The museum is a window into the formation of our nation…
Dear Friends,
What an inspiring time it is to be associated with the Marine Museum! If you haven’t been down to 55 Ontario Street lately, you have so many reasons to do so now. Thanks to funding from the Federal Economic Development Agency for Southern Ontario, the Ontario Trillium Foundation and the William James Henderson Foundation, all the rotting heritage doors and windows in the Engine House, the Dynamo Room and Page Gallery have been replaced. Coupled with the extraordinary interior restoration work of the volunteers, the result is absolutely stunning. No one I have spoken to can recall a time when the Museum has been so clean and bright, gleaming and proud.
Please bear with me while I relate a small anecdote. In 2008 I was newly returned to Kingston, after my mom, Mary Lou West, had died. I had inherited a beautiful portrait of her by the renowned Kingston artist Grant Macdonald. At a Community Foundation event, I remarked that I knew there were many other families in Kingston whose Grant Macdonald portraits adorned walls and mantlepieces. Why don’t we do an exhibit, I proposed, of those paintings before all the remaining subjects were dead and the artworks dispersed hither and yon?
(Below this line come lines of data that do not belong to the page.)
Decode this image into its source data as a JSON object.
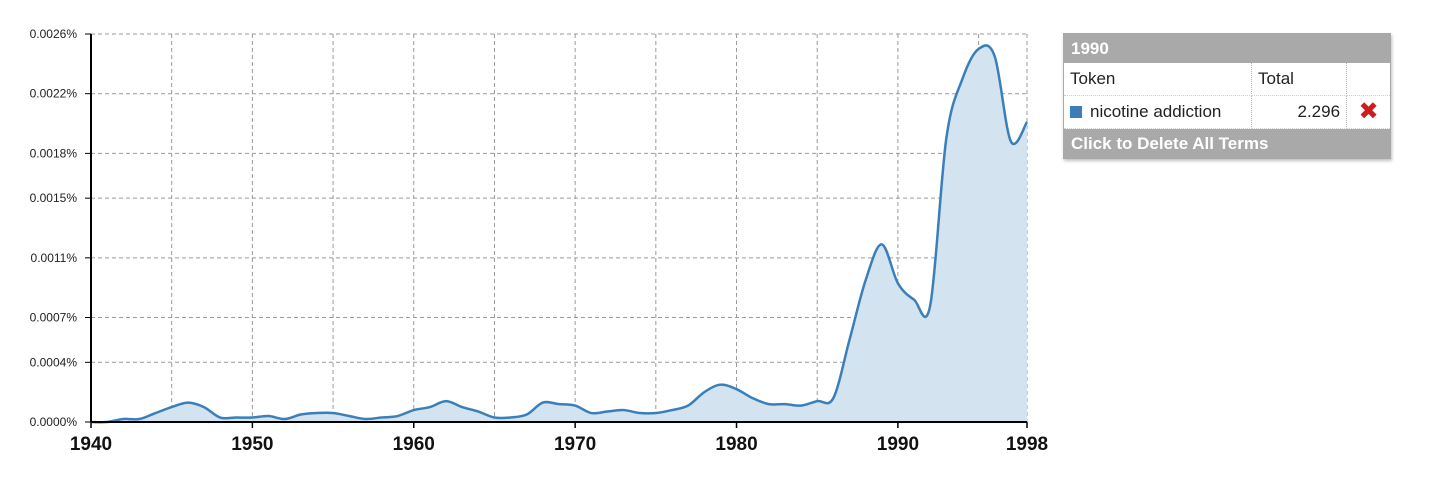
{
  "chart_data": {
    "type": "area",
    "series_color": "#3a7fba",
    "fill_color": "#d3e3ef",
    "y_tick_labels": [
      "0.0000%",
      "0.0004%",
      "0.0007%",
      "0.0011%",
      "0.0015%",
      "0.0018%",
      "0.0022%",
      "0.0026%"
    ],
    "y_tick_values": [
      0.0,
      0.0004,
      0.0007,
      0.0011,
      0.0015,
      0.0018,
      0.0022,
      0.0026
    ],
    "ylim": [
      0.0,
      0.0026
    ],
    "x_tick_labels": [
      "1940",
      "1950",
      "1960",
      "1970",
      "1980",
      "1990",
      "1998"
    ],
    "x_tick_values": [
      1940,
      1950,
      1960,
      1970,
      1980,
      1990,
      1998
    ],
    "xlim": [
      1940,
      1998
    ],
    "grid": true,
    "x": [
      1940,
      1941,
      1942,
      1943,
      1944,
      1945,
      1946,
      1947,
      1948,
      1949,
      1950,
      1951,
      1952,
      1953,
      1954,
      1955,
      1956,
      1957,
      1958,
      1959,
      1960,
      1961,
      1962,
      1963,
      1964,
      1965,
      1966,
      1967,
      1968,
      1969,
      1970,
      1971,
      1972,
      1973,
      1974,
      1975,
      1976,
      1977,
      1978,
      1979,
      1980,
      1981,
      1982,
      1983,
      1984,
      1985,
      1986,
      1987,
      1988,
      1989,
      1990,
      1991,
      1992,
      1993,
      1994,
      1995,
      1996,
      1997,
      1998
    ],
    "series": [
      {
        "name": "nicotine addiction",
        "values": [
          0.0,
          0.0,
          2e-05,
          2e-05,
          6e-05,
          0.0001,
          0.00013,
          0.0001,
          3e-05,
          3e-05,
          3e-05,
          4e-05,
          2e-05,
          5e-05,
          6e-05,
          6e-05,
          4e-05,
          2e-05,
          3e-05,
          4e-05,
          8e-05,
          0.0001,
          0.00014,
          0.0001,
          7e-05,
          3e-05,
          3e-05,
          5e-05,
          0.00013,
          0.00012,
          0.00011,
          6e-05,
          7e-05,
          8e-05,
          6e-05,
          6e-05,
          8e-05,
          0.00011,
          0.0002,
          0.00025,
          0.00022,
          0.00016,
          0.00012,
          0.00012,
          0.00011,
          0.00014,
          0.00016,
          0.00055,
          0.00095,
          0.00119,
          0.00093,
          0.00082,
          0.00078,
          0.0019,
          0.0023,
          0.0025,
          0.00245,
          0.00188,
          0.00201
        ]
      }
    ]
  },
  "legend": {
    "year": "1990",
    "col_token": "Token",
    "col_total": "Total",
    "rows": [
      {
        "token": "nicotine addiction",
        "total": "2.296",
        "color": "#3a7fba"
      }
    ],
    "delete_icon": "×-delete-icon",
    "delete_glyph": "✖",
    "footer": "Click to Delete All Terms"
  }
}
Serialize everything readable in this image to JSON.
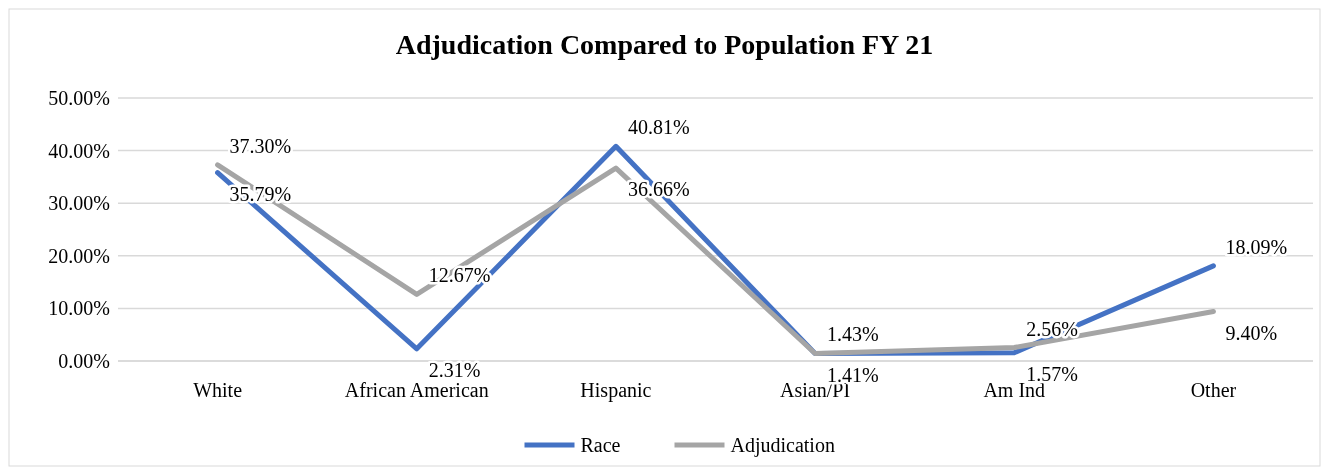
{
  "chart_data": {
    "type": "line",
    "title": "Adjudication Compared to Population FY 21",
    "categories": [
      "White",
      "African American",
      "Hispanic",
      "Asian/PI",
      "Am Ind",
      "Other"
    ],
    "series": [
      {
        "name": "Race",
        "color": "#4472c4",
        "values": [
          35.79,
          2.31,
          40.81,
          1.41,
          1.57,
          18.09
        ],
        "value_labels": [
          "35.79%",
          "2.31%",
          "40.81%",
          "1.41%",
          "1.57%",
          "18.09%"
        ]
      },
      {
        "name": "Adjudication",
        "color": "#a5a5a5",
        "values": [
          37.3,
          12.67,
          36.66,
          1.43,
          2.56,
          9.4
        ],
        "value_labels": [
          "37.30%",
          "12.67%",
          "36.66%",
          "1.43%",
          "2.56%",
          "9.40%"
        ]
      }
    ],
    "ylim": [
      0,
      50
    ],
    "yticks": [
      {
        "value": 0,
        "label": "0.00%"
      },
      {
        "value": 10,
        "label": "10.00%"
      },
      {
        "value": 20,
        "label": "20.00%"
      },
      {
        "value": 30,
        "label": "30.00%"
      },
      {
        "value": 40,
        "label": "40.00%"
      },
      {
        "value": 50,
        "label": "50.00%"
      }
    ],
    "grid": "y",
    "legend": "bottom",
    "marker": "none",
    "line_style": "solid"
  }
}
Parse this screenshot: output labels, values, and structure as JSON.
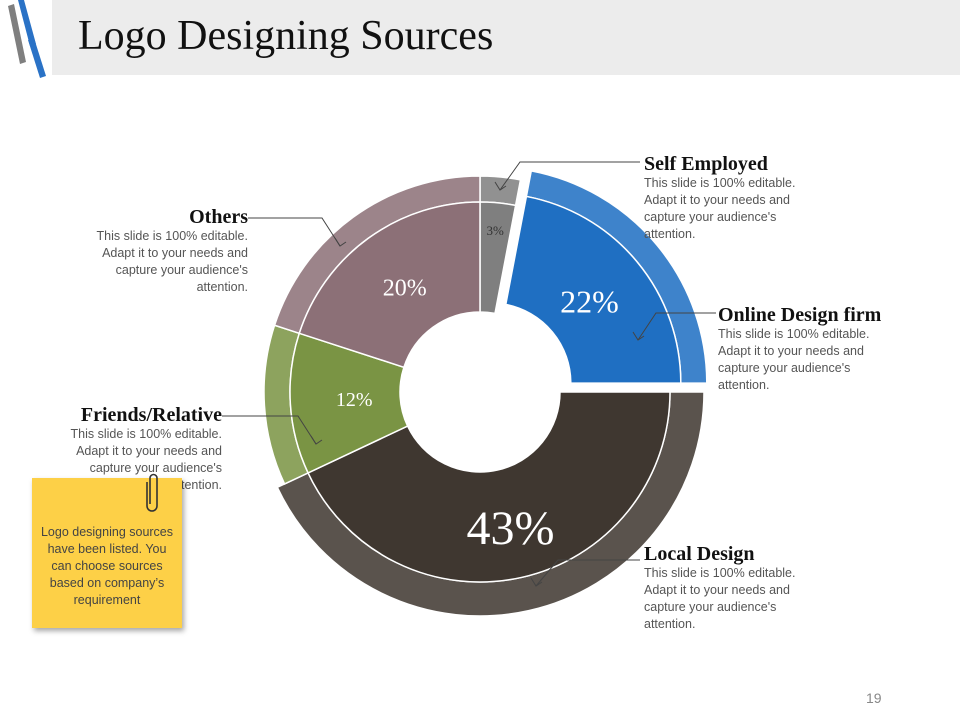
{
  "slide": {
    "title": "Logo Designing Sources",
    "page_number": "19",
    "sticky_note": "Logo designing sources have been listed. You can choose sources based on company’s requirement"
  },
  "callouts": {
    "self_employed": {
      "title": "Self Employed",
      "body": "This slide is 100% editable. Adapt it to your needs and capture your audience's attention."
    },
    "online_design_firm": {
      "title": "Online Design firm",
      "body": "This slide is 100% editable. Adapt it to your needs and capture your audience's attention."
    },
    "local_design": {
      "title": "Local Design",
      "body": "This slide is 100% editable. Adapt it to your needs and capture your audience's attention."
    },
    "friends_relative": {
      "title": "Friends/Relative",
      "body": "This slide is 100% editable. Adapt it to your needs and capture your audience's attention."
    },
    "others": {
      "title": "Others",
      "body": "This slide is 100% editable. Adapt it to your needs and capture your audience's attention."
    }
  },
  "chart_data": {
    "type": "pie",
    "style": "donut",
    "start": "top, clockwise",
    "categories": [
      "Self Employed",
      "Online Design firm",
      "Local Design",
      "Friends/Relative",
      "Others"
    ],
    "values": [
      3,
      22,
      43,
      12,
      20
    ],
    "labels": [
      "3%",
      "22%",
      "43%",
      "12%",
      "20%"
    ],
    "colors": [
      "#7f7f7f",
      "#1f6fc2",
      "#3f3730",
      "#7a9444",
      "#8c7077"
    ]
  }
}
There was an enthusiastic response. We formed a committee, and in the fall of 2010 held the grand opening of “A Master in Our Midst, Grant Macdonald’s Kingston Portraits”. It was a huge hit. Thousands came to see the show. There were well-attended corollary events. And we even made money. Where did we hold the exhibit? In the temporary gallery (the one adjacent to the lobby) of the Marine Museum of the Great Lakes! Where did we direct our financial surplus? To the Museum.
So now you know why I was approached shortly thereafter to join the board of the Museum. For better or worse, I am still here.
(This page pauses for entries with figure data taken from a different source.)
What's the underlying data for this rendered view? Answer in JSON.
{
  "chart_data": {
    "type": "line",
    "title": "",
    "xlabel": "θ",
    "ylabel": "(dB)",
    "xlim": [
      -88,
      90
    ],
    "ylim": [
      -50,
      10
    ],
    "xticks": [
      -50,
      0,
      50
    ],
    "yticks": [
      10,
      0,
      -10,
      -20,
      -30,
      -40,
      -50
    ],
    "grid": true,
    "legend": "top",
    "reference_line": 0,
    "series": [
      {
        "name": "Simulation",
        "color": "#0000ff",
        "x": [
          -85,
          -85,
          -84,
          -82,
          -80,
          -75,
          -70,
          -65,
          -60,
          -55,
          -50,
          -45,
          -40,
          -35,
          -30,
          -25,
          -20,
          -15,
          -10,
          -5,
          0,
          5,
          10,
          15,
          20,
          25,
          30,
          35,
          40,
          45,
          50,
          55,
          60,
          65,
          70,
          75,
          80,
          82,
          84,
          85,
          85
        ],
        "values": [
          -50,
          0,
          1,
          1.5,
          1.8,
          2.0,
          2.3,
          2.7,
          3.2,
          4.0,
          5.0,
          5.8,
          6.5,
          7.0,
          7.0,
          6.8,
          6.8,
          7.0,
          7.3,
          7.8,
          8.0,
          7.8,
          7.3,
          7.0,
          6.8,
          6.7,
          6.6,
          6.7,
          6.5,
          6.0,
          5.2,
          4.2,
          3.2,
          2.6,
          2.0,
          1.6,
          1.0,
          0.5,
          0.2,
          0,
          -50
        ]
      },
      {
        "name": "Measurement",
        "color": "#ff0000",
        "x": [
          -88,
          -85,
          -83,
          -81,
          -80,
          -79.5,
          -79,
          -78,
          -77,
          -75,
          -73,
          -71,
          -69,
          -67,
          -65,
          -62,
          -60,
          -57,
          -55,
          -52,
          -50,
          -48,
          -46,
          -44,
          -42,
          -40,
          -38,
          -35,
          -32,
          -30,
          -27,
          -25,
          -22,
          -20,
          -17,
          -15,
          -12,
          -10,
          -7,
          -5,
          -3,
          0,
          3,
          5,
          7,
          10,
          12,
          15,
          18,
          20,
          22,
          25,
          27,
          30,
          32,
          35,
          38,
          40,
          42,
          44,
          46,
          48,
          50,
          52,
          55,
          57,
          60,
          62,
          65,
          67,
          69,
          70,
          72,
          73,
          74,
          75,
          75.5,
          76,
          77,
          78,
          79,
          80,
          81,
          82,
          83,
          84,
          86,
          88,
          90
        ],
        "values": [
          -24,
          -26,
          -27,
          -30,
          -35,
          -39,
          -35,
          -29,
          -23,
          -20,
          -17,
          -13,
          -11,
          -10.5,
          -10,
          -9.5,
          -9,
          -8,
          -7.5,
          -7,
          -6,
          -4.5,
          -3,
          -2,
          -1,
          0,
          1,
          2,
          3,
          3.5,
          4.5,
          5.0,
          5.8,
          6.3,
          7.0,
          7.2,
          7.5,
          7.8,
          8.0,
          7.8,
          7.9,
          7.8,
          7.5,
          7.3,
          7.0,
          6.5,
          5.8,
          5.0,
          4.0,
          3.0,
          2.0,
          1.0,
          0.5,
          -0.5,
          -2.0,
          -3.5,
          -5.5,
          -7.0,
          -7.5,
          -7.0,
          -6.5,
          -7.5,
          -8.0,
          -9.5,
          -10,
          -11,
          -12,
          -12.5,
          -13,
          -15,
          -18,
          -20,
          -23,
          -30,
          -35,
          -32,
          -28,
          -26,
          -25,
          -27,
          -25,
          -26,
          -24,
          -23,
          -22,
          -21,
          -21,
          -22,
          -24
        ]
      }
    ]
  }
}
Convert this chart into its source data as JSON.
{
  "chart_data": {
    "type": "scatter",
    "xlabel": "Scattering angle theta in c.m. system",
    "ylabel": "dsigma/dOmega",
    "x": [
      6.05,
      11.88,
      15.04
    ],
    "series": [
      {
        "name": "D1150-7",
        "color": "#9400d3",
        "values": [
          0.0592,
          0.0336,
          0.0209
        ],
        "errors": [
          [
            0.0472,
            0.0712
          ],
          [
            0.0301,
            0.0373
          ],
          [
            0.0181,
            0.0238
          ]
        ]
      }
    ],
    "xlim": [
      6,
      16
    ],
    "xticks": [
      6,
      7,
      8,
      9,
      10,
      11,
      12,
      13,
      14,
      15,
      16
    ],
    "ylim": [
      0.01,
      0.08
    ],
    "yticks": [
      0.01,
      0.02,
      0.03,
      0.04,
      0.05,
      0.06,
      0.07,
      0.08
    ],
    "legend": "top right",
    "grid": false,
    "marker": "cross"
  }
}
20230620 152854 smallBut why bring up this curious history now? Because, the Museum has just opened a fabulous new exhibit – our first since returning to our site in 2019 – and (insert drumroll) it features the WWII portraits of Canadian sailors by Grant Macdonald produced during his service in the Royal Canadian Naval Reserve! It’s a marvelous exhibit, coinciding with the 100th anniversary of Canada’s Naval Reserve. At the time, it was customary for war artists to be commissioned to portray heroic and pivotal events, often of grand combat. Macdonald’s remit was different. He was instructed to capture the routine and the rituals of everyday life at sea, without a romantic or propagandistic framework. The resulting portraits, often produced quickly, are superb studies in candour and fellow feeling. They are drawn from the Museum’s collection of over 300 Macdonald works.
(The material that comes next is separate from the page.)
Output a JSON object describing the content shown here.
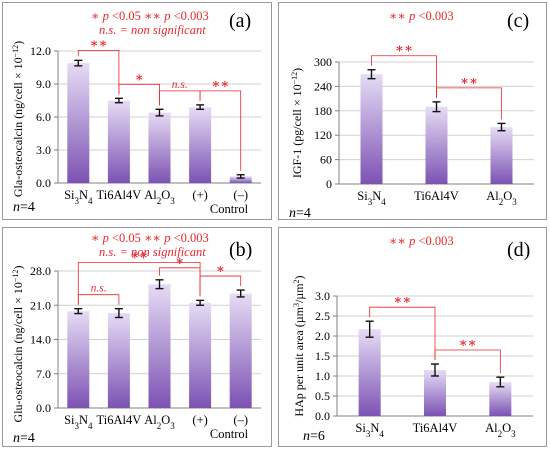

The Macdonald exhibit is rounded out with fascinating pictorial, photographic and audio-visual elements, as well as artefacts, drawing attention to among other things, the 12 Flower class Navy corvettes that the Kingston Shipyard (the site of the Museum) contributed to the war effort. Most importantly, there is a tickle trunk! Come take in the exhibit, then dress up in the uniform of your choice and take your recruitment poster selfie! Stay tuned for related programming, and kudos to our amazing Staff and Volunteers who made this exhibit possible. You have done an outstanding job.
2Another great reason to pay the Marine Museum a visit: our National Historic Site Tours. You can book these online or in person. I took the tour again last week, and even though I know much of the lore like the back of my hand, I was delighted to learn much that was new to me. Book a tour and learn how the history of our maritime site is a window onto the formation of Kingston and beyond it, the nation. Dropping the Dry Dock on Kingston was Sir John A. Macdonald’s last act of patronage in his home riding and it was extremely significant, at least the equivalent of showering billions of dollars on a lithium battery plant today, and probably more so.
A word about the SS Keewatin. The public reaction, overwhelmingly positive both locally and from very far afield, has been beyond our wildest imaginings. We are delighted. We are also exceedingly grateful to Skyline Investments for donating the ship, and to the anonymous philanthropist whose funding has made it possible to address the immediate repairs that are essential before the ship can be in touring condition. She is currently at a shipyard in Hamilton, receiving those repairs. More will continue when she gets here. Her target date for arrival in the Museum Dry Dock is September 15th, 2023. We will have her open for tours in the spring of 2024. She will be a major responsibility, and we are preparing for that. She will also be a major tourist attraction, among the top three in Kingston. We are preparing for that. Hang on for the ride (and volunteers welcome!).
Thank you to all – members, volunteers, Staff, our Board, the summer students, our grantors, donors and partners – who make it such a privilege to serve the rebirth of this institution.